So here we are. After nine months of passion, frustration, drama and intrigue, we have reached the end of the season. We made it to the other side, people.
We have much more to say about the campaign in the coming weeks but the overall impression is one of solid progress. You only have to compare the situation we found ourselves in 12 months ago to glean considerable satisfaction from what has been achieved in a relatively short space of time.
This was always going to be a season of transition, but an improvement of 14 points and four places is a considerable first step.
The form since the turn of the year has been particularly impressive and makes you wonder what could have been achieved had we not endured that miserable autumn run of form.
That winless run meant we were always playing catch up to the top six, something we ultimately failed to do.
Seventh place is pleasing don’t get me wrong, but the fact we’ve had it sewn up for weeks means some of the fizz disappeared from the final few games of the season.
Should Liverpool fail to win at home to Middlesbrough then Arsenal will leapfrog them into fourth with a win against the mighty Toffees, leaving the supporters in a bit of a conundrum.
We all want Everton to win, of course, but the prospect of directly helping our neighbours into the Champions League is a tough one to swallow.
Evertonians found themselves in a similar predicament in 2014 when Liverpool were going for the title. Everton could have helped the Reds by beating title-rivals Man City at Goodison Park, leaving the fans similarly conflicted.
We all know the result, Man City won 3-2, Liverpool bottled it at Palace and the Premier League went to the Etihad Stadium.
Given their form I doubt Liverpool will choke against an already-relegated and lets face it pretty wretched Middlesbrough side.
If Jurgen Klopp’s side go two or three goals up early then Everton’s game will become irrelevant, meaning we can all focus on going out on a high without any unpleasant side-effects.
Everton have never won at the Emirates Stadium while their last win at the old Highbury was way back in 1996.
A victory on Sunday would represent a notable double for Koeman’s side and go at least some way to addressing their poor points total against the big six.
I’m not going to lie though, if Liverpool are level or even losing to Middlesbrough going into the closing stages then I’d part of me would accept a narrow defeat. Plenty will disagree, but I know lots of fans who feel the same way.
There’s some very odd things going on with Arsenal at the moment. Their bitterly divided fanbase appears at odds with the side’s increasing momentum.
The Gunners have won seven out of their last eight games in all competitions to reach the FA Cup final and push for a top four place that for so long looked beyond them.
Yet off the pitch we see protests, planes and angry fan TV stations, demanding Arsene Wenger leave at the end of the season.

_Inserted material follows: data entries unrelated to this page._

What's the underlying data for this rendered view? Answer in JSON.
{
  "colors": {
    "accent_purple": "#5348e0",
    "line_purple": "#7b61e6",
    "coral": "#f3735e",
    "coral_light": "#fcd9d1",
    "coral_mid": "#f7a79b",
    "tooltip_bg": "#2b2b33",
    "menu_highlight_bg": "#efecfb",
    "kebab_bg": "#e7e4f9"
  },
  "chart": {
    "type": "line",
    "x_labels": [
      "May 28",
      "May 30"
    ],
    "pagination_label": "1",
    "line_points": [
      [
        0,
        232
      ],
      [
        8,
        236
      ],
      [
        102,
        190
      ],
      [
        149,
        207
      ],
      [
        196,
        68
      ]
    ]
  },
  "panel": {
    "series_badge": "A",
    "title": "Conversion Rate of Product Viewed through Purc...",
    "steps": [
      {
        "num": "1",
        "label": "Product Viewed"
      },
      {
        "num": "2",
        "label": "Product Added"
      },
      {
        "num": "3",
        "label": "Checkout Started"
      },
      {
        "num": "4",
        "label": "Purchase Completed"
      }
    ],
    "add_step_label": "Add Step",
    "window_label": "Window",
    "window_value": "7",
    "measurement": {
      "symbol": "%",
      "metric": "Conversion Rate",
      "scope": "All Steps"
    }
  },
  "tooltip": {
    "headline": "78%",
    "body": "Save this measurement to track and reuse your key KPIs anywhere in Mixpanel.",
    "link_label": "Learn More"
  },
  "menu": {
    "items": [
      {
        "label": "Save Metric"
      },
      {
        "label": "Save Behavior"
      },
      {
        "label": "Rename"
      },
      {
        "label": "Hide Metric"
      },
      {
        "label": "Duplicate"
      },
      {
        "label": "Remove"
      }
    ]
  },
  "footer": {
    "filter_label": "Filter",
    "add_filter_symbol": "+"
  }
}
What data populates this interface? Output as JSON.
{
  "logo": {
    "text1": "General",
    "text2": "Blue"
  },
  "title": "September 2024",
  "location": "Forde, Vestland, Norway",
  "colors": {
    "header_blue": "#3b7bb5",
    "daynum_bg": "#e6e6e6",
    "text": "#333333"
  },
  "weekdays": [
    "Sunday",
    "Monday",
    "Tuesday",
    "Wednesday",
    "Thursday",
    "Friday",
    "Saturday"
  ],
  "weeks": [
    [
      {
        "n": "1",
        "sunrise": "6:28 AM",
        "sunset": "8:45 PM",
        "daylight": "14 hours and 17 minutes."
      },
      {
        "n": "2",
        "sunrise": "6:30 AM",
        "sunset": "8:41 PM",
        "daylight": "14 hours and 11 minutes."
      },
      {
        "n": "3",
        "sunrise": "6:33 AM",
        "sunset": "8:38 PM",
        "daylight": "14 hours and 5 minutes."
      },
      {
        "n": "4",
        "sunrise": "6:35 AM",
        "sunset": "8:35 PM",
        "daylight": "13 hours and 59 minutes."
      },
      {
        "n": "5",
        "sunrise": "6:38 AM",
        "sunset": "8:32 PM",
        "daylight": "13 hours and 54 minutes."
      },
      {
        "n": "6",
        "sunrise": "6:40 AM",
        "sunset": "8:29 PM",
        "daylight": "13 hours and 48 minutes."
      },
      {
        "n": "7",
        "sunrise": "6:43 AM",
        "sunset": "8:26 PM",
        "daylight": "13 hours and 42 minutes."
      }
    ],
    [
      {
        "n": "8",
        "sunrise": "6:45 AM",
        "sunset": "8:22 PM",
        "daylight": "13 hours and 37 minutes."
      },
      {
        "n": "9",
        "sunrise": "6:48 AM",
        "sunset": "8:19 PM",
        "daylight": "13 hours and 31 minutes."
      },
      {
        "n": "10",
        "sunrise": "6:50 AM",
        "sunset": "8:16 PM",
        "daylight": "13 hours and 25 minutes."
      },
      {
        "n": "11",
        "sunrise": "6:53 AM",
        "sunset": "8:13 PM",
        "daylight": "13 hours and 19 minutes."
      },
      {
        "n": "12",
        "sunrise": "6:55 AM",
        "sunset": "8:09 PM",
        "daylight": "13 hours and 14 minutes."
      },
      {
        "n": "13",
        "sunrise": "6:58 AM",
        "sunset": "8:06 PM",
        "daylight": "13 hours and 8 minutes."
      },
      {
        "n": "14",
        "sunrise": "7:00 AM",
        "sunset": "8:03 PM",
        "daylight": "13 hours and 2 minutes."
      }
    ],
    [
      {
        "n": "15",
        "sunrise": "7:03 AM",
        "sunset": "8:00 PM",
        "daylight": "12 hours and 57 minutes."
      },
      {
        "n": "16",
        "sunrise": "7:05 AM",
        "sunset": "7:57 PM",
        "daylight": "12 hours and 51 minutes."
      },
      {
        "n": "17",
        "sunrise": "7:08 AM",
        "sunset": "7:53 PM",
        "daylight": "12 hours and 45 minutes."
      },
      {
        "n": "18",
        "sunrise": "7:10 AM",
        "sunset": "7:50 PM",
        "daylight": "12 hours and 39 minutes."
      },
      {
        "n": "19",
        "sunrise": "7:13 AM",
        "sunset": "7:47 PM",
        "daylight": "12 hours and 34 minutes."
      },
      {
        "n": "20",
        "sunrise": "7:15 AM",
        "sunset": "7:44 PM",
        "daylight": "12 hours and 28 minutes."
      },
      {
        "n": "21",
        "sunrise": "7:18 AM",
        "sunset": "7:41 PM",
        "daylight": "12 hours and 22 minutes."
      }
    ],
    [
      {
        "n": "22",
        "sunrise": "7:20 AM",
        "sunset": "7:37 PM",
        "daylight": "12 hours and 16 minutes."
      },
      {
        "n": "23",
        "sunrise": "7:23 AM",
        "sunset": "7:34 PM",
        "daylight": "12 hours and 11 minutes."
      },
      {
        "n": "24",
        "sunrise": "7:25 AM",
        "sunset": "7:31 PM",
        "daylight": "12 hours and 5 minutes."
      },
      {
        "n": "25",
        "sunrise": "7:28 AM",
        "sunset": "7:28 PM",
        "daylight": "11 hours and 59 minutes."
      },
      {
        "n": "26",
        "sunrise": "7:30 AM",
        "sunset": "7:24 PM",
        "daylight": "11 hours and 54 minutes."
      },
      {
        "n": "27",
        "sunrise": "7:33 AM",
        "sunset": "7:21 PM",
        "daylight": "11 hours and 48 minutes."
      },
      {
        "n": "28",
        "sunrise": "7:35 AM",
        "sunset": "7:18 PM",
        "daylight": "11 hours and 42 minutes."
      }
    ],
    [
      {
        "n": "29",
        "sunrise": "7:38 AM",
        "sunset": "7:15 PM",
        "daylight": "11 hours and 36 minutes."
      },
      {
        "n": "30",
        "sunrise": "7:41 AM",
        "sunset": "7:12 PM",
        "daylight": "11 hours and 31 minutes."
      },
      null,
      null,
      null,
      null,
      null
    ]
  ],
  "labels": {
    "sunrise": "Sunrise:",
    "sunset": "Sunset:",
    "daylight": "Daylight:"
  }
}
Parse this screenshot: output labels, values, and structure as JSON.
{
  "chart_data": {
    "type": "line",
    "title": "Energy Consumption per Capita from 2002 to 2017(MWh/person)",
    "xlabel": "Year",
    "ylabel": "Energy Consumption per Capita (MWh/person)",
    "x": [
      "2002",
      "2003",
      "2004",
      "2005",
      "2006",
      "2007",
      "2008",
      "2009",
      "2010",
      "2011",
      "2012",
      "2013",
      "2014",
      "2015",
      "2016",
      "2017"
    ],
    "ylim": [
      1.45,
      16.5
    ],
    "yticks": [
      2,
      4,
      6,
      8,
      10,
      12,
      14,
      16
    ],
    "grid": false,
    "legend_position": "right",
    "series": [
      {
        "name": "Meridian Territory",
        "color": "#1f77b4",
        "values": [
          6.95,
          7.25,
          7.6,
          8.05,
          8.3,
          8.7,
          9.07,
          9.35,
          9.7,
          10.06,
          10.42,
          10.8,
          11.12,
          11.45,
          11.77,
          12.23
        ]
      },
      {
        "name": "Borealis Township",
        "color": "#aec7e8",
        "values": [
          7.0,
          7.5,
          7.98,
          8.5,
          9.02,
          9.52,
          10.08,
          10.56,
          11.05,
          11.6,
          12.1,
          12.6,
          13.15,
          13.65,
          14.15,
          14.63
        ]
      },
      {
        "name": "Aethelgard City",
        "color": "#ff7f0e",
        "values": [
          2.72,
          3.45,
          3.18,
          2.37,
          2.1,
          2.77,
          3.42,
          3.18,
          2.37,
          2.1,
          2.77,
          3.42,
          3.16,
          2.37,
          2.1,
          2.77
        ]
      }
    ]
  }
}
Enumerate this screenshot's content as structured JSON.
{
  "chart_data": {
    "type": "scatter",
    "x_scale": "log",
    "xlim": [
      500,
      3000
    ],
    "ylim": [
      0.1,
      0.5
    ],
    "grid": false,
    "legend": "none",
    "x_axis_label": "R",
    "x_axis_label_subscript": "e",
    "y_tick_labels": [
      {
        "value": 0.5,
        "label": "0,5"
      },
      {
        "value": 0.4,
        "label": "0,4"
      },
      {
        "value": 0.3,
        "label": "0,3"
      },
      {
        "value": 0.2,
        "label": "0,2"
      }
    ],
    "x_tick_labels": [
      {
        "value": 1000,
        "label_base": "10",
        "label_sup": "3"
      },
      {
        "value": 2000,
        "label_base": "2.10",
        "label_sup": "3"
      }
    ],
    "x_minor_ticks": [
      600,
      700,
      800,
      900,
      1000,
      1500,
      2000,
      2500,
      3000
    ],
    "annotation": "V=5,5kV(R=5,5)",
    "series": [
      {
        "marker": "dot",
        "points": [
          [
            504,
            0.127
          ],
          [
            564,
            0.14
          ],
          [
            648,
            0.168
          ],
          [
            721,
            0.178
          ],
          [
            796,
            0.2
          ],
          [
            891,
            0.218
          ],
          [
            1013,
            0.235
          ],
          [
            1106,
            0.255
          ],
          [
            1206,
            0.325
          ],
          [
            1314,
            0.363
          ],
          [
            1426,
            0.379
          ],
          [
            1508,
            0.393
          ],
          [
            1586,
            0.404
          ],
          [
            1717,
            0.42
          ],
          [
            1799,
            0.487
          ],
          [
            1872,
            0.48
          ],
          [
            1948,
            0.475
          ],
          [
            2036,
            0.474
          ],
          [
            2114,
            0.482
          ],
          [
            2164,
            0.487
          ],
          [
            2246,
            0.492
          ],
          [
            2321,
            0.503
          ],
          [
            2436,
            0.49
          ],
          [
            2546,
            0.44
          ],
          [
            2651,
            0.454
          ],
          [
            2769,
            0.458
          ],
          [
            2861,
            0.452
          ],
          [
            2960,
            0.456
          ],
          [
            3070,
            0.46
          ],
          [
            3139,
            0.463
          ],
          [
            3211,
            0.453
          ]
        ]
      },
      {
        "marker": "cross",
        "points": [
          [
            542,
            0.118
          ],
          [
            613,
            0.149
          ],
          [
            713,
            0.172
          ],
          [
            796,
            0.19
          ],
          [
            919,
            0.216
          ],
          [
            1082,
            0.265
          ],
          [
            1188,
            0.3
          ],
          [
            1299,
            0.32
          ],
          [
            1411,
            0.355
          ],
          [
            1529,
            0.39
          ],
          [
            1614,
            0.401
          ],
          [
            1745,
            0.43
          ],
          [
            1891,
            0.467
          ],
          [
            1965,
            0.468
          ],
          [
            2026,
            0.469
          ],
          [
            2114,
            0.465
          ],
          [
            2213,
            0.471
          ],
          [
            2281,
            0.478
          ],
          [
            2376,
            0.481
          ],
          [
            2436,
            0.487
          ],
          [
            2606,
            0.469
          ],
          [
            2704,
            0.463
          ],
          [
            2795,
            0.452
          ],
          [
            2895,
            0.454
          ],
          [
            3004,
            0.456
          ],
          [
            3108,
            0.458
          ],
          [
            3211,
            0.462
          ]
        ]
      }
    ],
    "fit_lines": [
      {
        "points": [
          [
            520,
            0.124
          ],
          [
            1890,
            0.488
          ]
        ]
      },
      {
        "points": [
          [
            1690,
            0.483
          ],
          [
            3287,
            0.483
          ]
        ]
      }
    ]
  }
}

If you ask the fans why they will give a simple reason - they’ve seen it all before.
You can almost set your clock by Arsene Wenger’s Arsenal. They will often start well and raise hopes that this year things will be different, only to collapse in early spring before finishing with a flourish to end in the top four.
Rinse and repeat.
The same is happening now, though as explained above their hopes of reaching the Champions League have never been as perilous.
Wenger has consistently deferred talk of a new deal, insisting that a board meeting after the FA Cup final will decide his future.
After 21 years in charge many fans feel it is time for change. Though my gut feeling is that Wenger is ready to cling on for a few more years yet.
Ronald Koeman has no fresh injury concerns meaning he goes with the same squad that beat Watford last Friday.
Sunday’s game could be the final Everton appearance for several players, most notably Romelu Lukaku, Ross Barkley and loanee Enner Valencia.
Arsenal will be without Alex Oxlade-Chamberlain due to a hamstring injury while Laurent Koscielny will have a calf problem assessed.
Aaron Ramsey is fit despite being forced off against Sunderland in midweek with a thigh strain.
Last day games are always difficult to call, especially when at least one side has nothing to play for. Much will be dependent on what happens at Anfield, with a flurry of early Liverpool goals likely to kill off any Arsenal momentum.
I still fancy the Gunners to come out on top, though, given our woeful record in north London.
I suspect it will all be in vain however, with Liverpool surely good enough to get the three points they need against Boro.
Predicted starting XI: Robles, Baines, Williams, Jagielka, Holgate, Gueye, Schneiderlin, Davies, Barkley, Mirallas, Lukaku.